I never expected that I would ever find that someone who would, as fairy tales say, “sweep me off my feet.” I didn’t think a love as strong as Cinderella and Charming, Beauty and the Beast, or Ariel and Eric was possible. These are just fairy-tales, but you, you are so real.
Before you I was lost in an abyss of trying to figure out who I was and what I wanted in life. I often felt stranded, alone, even unsure of who I was meant to be, but you took all those uncertainties away. Because of you, I am so strong, I am so certain, and I know exactly where I am headed. Never again will I have to pull out a map for my own life to try and navigate where or who I am. You mapped me entirely on your own.
Honestly, I’m not really sure where I would even be without you. I don’t think I would be as successful and hardworking as I am now, and that’s because before you, I never had the motivation to even try and succeed. You gave me reason to try, and you gave me reason to persevere. I am who I am because I wanted to do everything I could to be the perfect person for you, and you have never made me feel imperfect, not even for a single moment.
You are the person I lean on for strength. Before you, and anytime I am without you, I feel myself becoming weak. This is because you are the pillar holding me up so strong and sturdy. Your strength has me able to face and concur anything that comes my way, and it steadies me straight so that I can appear confidently to anything I must bear.
I have you to thank you. Because of you, I am so happy with who I am, and I am so happy with you being part of me. I want you to know that there is never a moment that I am not proud to call you mine. Just like I try to be for you, you are absolutely perfect to me.
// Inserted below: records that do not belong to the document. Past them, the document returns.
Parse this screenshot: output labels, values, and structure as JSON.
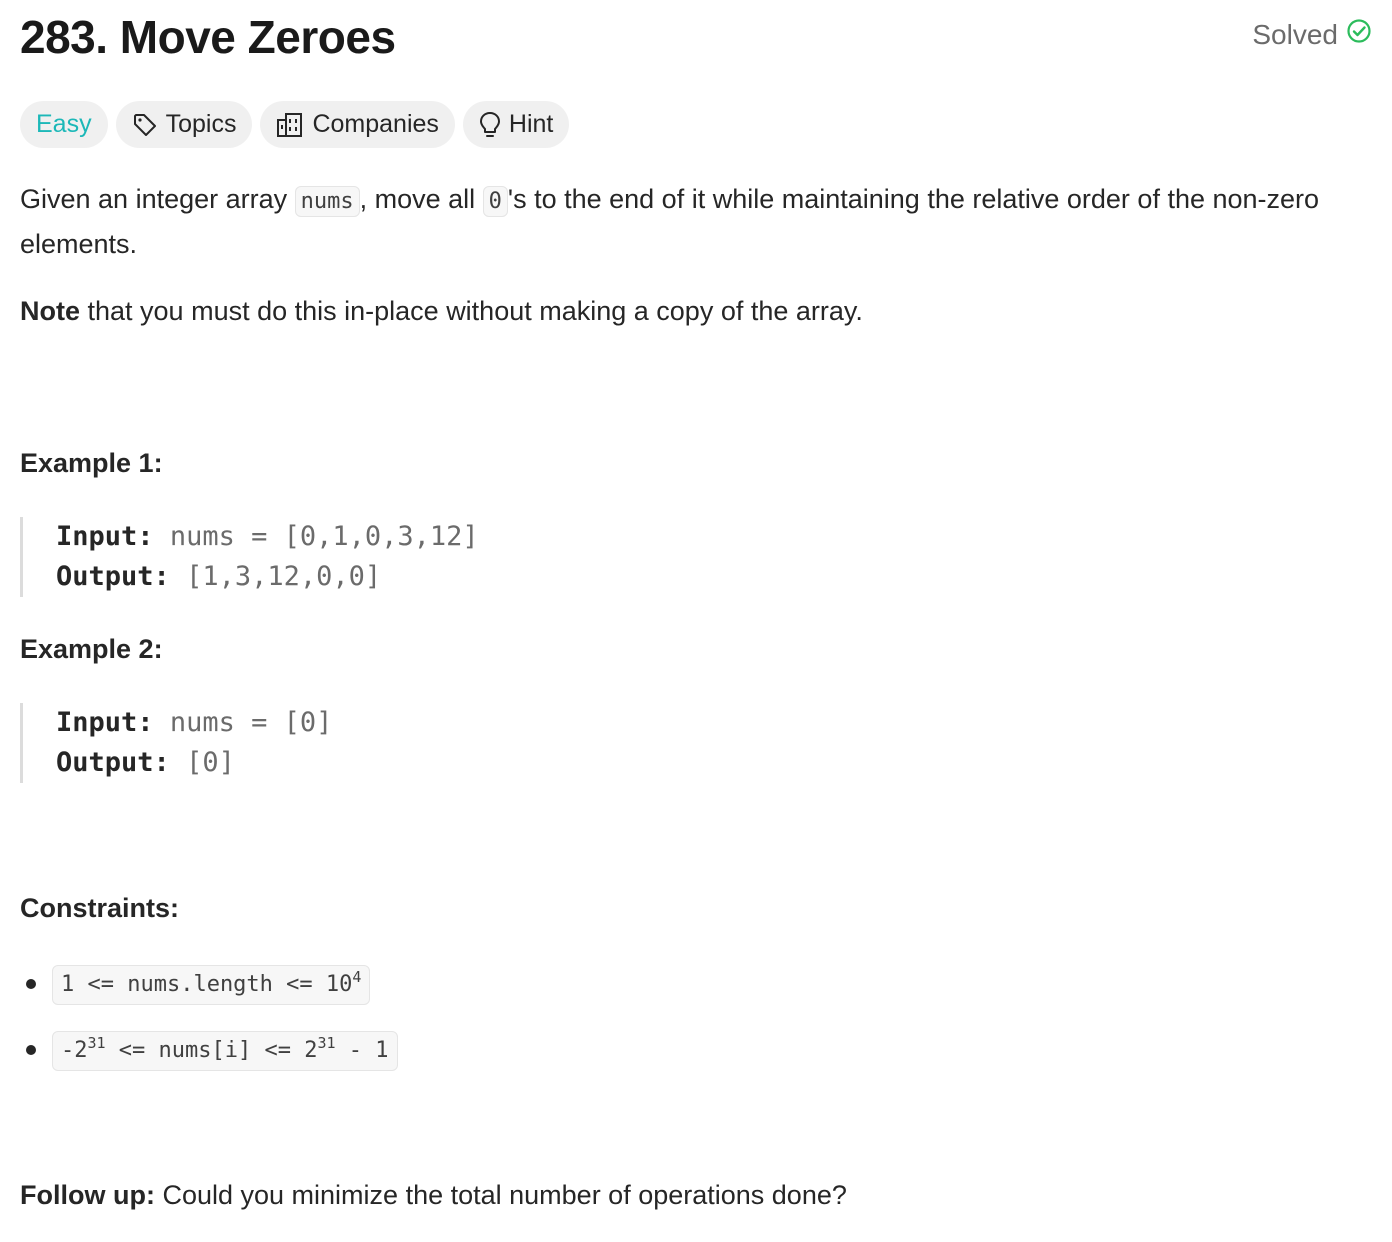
{
  "problem": {
    "number_title": "283. Move Zeroes",
    "status": "Solved",
    "colors": {
      "easy": "#1cb8b8",
      "solved_check": "#2cbc5c"
    }
  },
  "tags": {
    "difficulty": "Easy",
    "topics": "Topics",
    "companies": "Companies",
    "hint": "Hint",
    "icons": {
      "topics": "tag-icon",
      "companies": "building-icon",
      "hint": "lightbulb-icon"
    }
  },
  "description": {
    "part1": "Given an integer array ",
    "code1": "nums",
    "part2": ", move all ",
    "code2": "0",
    "part3": "'s to the end of it while maintaining the relative order of the non-zero elements.",
    "note_bold": "Note",
    "note_rest": " that you must do this in-place without making a copy of the array."
  },
  "examples": [
    {
      "heading": "Example 1:",
      "input_label": "Input:",
      "input_value": "nums = [0,1,0,3,12]",
      "output_label": "Output:",
      "output_value": "[1,3,12,0,0]"
    },
    {
      "heading": "Example 2:",
      "input_label": "Input:",
      "input_value": "nums = [0]",
      "output_label": "Output:",
      "output_value": "[0]"
    }
  ],
  "constraints": {
    "heading": "Constraints:",
    "c1_main": "1 <= nums.length <= 10",
    "c1_sup": "4",
    "c2_a": "-2",
    "c2_sup1": "31",
    "c2_b": " <= nums[i] <= 2",
    "c2_sup2": "31",
    "c2_c": " - 1"
  },
  "followup": {
    "bold": "Follow up:",
    "text": " Could you minimize the total number of operations done?"
  }
}
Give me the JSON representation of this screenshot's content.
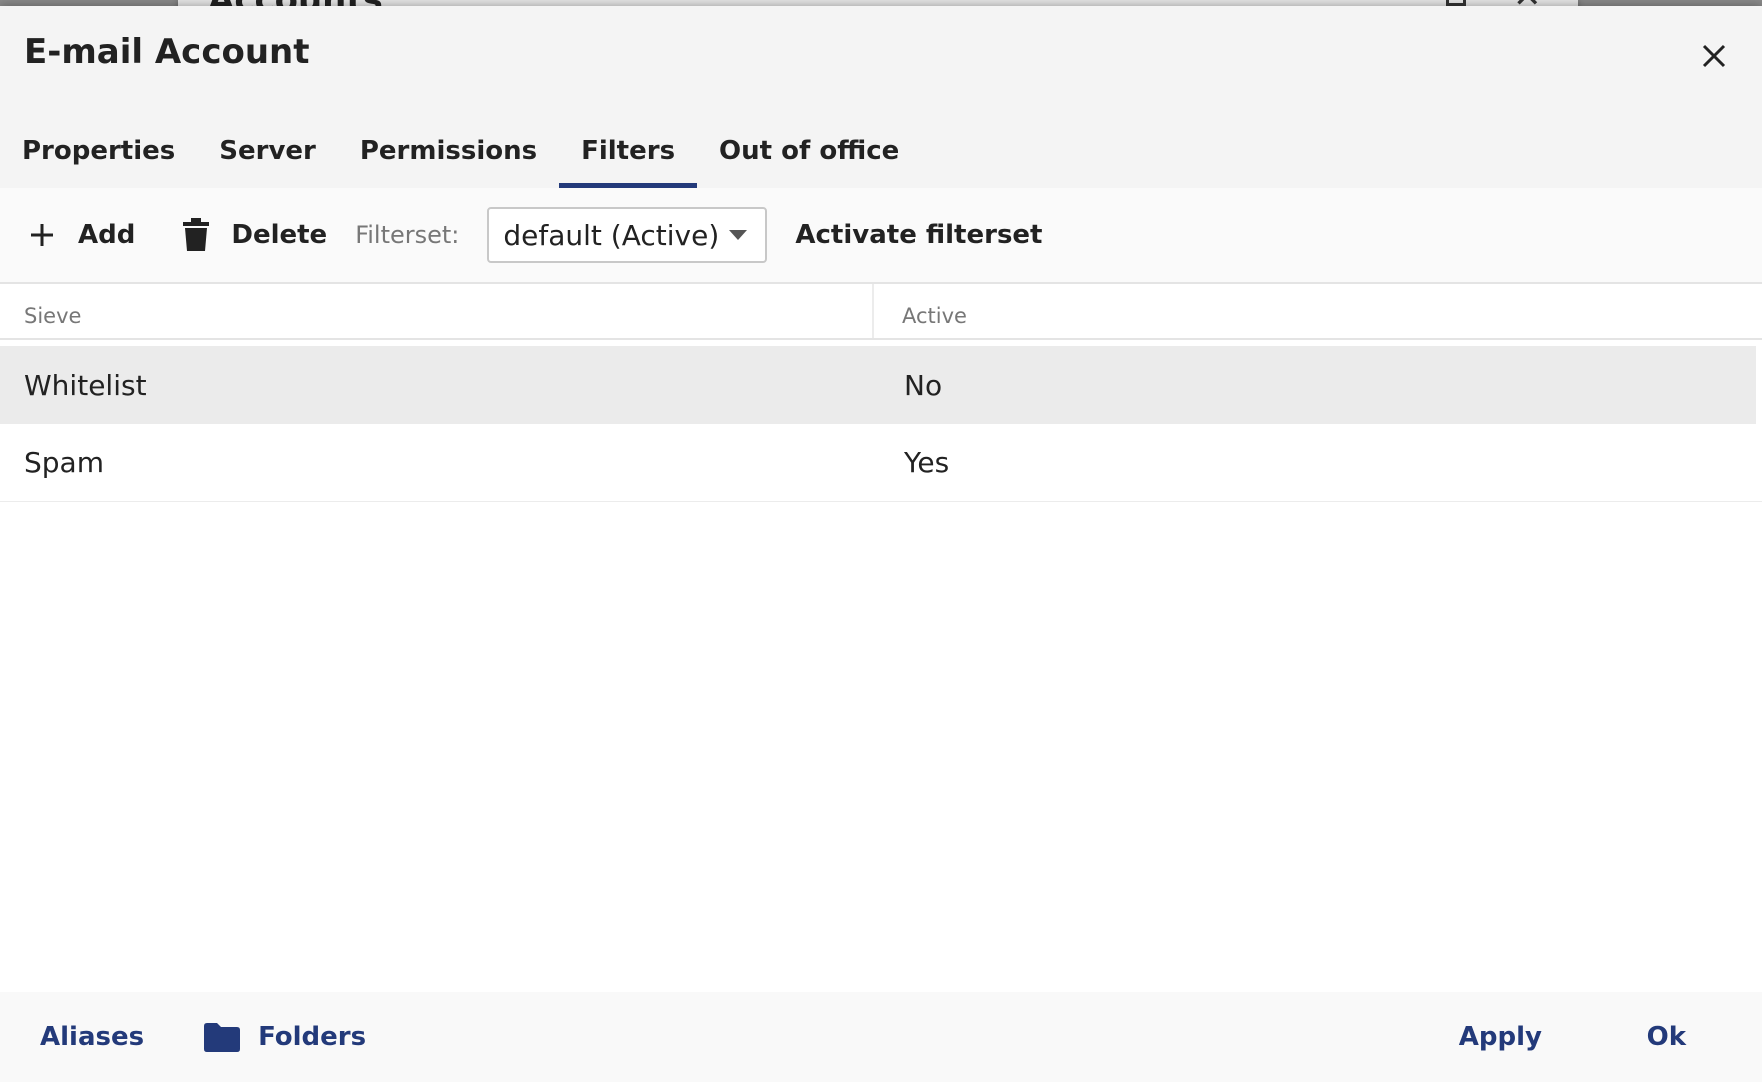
{
  "background_window": {
    "title": "Accounts"
  },
  "dialog": {
    "title": "E-mail Account",
    "close_icon": "close-icon"
  },
  "tabs": [
    {
      "label": "Properties",
      "active": false
    },
    {
      "label": "Server",
      "active": false
    },
    {
      "label": "Permissions",
      "active": false
    },
    {
      "label": "Filters",
      "active": true
    },
    {
      "label": "Out of office",
      "active": false
    }
  ],
  "toolbar": {
    "add_label": "Add",
    "add_icon": "plus-icon",
    "delete_label": "Delete",
    "delete_icon": "trash-icon",
    "filterset_label": "Filterset:",
    "filterset_value": "default (Active)",
    "activate_label": "Activate filterset"
  },
  "table": {
    "columns": [
      "Sieve",
      "Active"
    ],
    "rows": [
      {
        "sieve": "Whitelist",
        "active": "No",
        "selected": true
      },
      {
        "sieve": "Spam",
        "active": "Yes",
        "selected": false
      }
    ]
  },
  "footer": {
    "aliases_label": "Aliases",
    "folders_label": "Folders",
    "folders_icon": "folder-icon",
    "apply_label": "Apply",
    "ok_label": "Ok"
  },
  "colors": {
    "accent": "#233a7a",
    "selected_row": "#ebebeb",
    "header_bg": "#f4f4f4"
  }
}
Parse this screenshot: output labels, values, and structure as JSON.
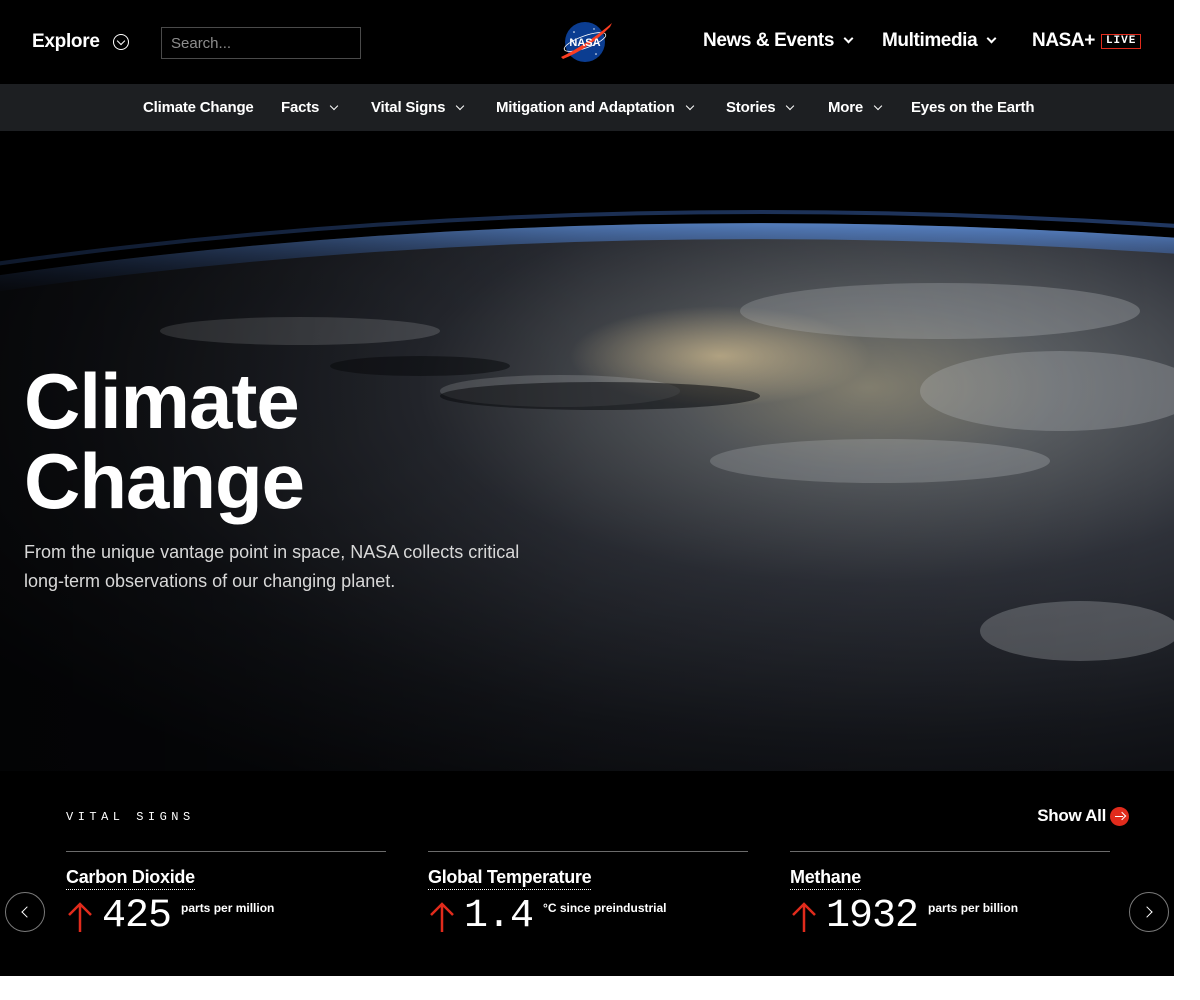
{
  "header": {
    "explore_label": "Explore",
    "search_placeholder": "Search...",
    "logo_text": "NASA",
    "nav": [
      {
        "label": "News & Events"
      },
      {
        "label": "Multimedia"
      },
      {
        "label": "NASA+"
      }
    ],
    "live_badge": "LIVE"
  },
  "subnav": {
    "items": [
      {
        "label": "Climate Change"
      },
      {
        "label": "Facts"
      },
      {
        "label": "Vital Signs"
      },
      {
        "label": "Mitigation and Adaptation"
      },
      {
        "label": "Stories"
      },
      {
        "label": "More"
      },
      {
        "label": "Eyes on the Earth"
      }
    ]
  },
  "hero": {
    "title_line1": "Climate",
    "title_line2": "Change",
    "subtitle": "From the unique vantage point in space, NASA collects critical long-term observations of our changing planet."
  },
  "vitals": {
    "section_label": "VITAL SIGNS",
    "show_all_label": "Show All",
    "cards": [
      {
        "name": "Carbon Dioxide",
        "value": "425",
        "unit": "parts per million",
        "trend": "up"
      },
      {
        "name": "Global Temperature",
        "value": "1.4",
        "unit": "°C since preindustrial",
        "trend": "up"
      },
      {
        "name": "Methane",
        "value": "1932",
        "unit": "parts per billion",
        "trend": "up"
      }
    ]
  },
  "colors": {
    "accent_red": "#e12b1c",
    "background": "#000000",
    "subnav_bg": "#1d1f22"
  },
  "icons": {
    "explore_toggle": "chevron-down-circle-icon",
    "dropdown": "chevron-down-icon",
    "show_all": "arrow-right-circle-icon",
    "trend": "arrow-up-icon",
    "carousel_prev": "chevron-left-icon",
    "carousel_next": "chevron-right-icon"
  }
}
Don’t ever doubt my love and loyalty for you because there is no reason for me to stray, not when I can call someone as amazing as you mine.
You saved me from myself. Without you, I am destructive. I will pull all of the bricks from my dwelling apart so that I am left with a bare frame where the cold wind and waters can fill me up. Not because it is intentional, but because I am lost and empty without you. So thank you. Thank you for taking me as an empty house and completing me with warmth and structure. Thank you for loving me as much as you do.
Thank you, for saving me from myself.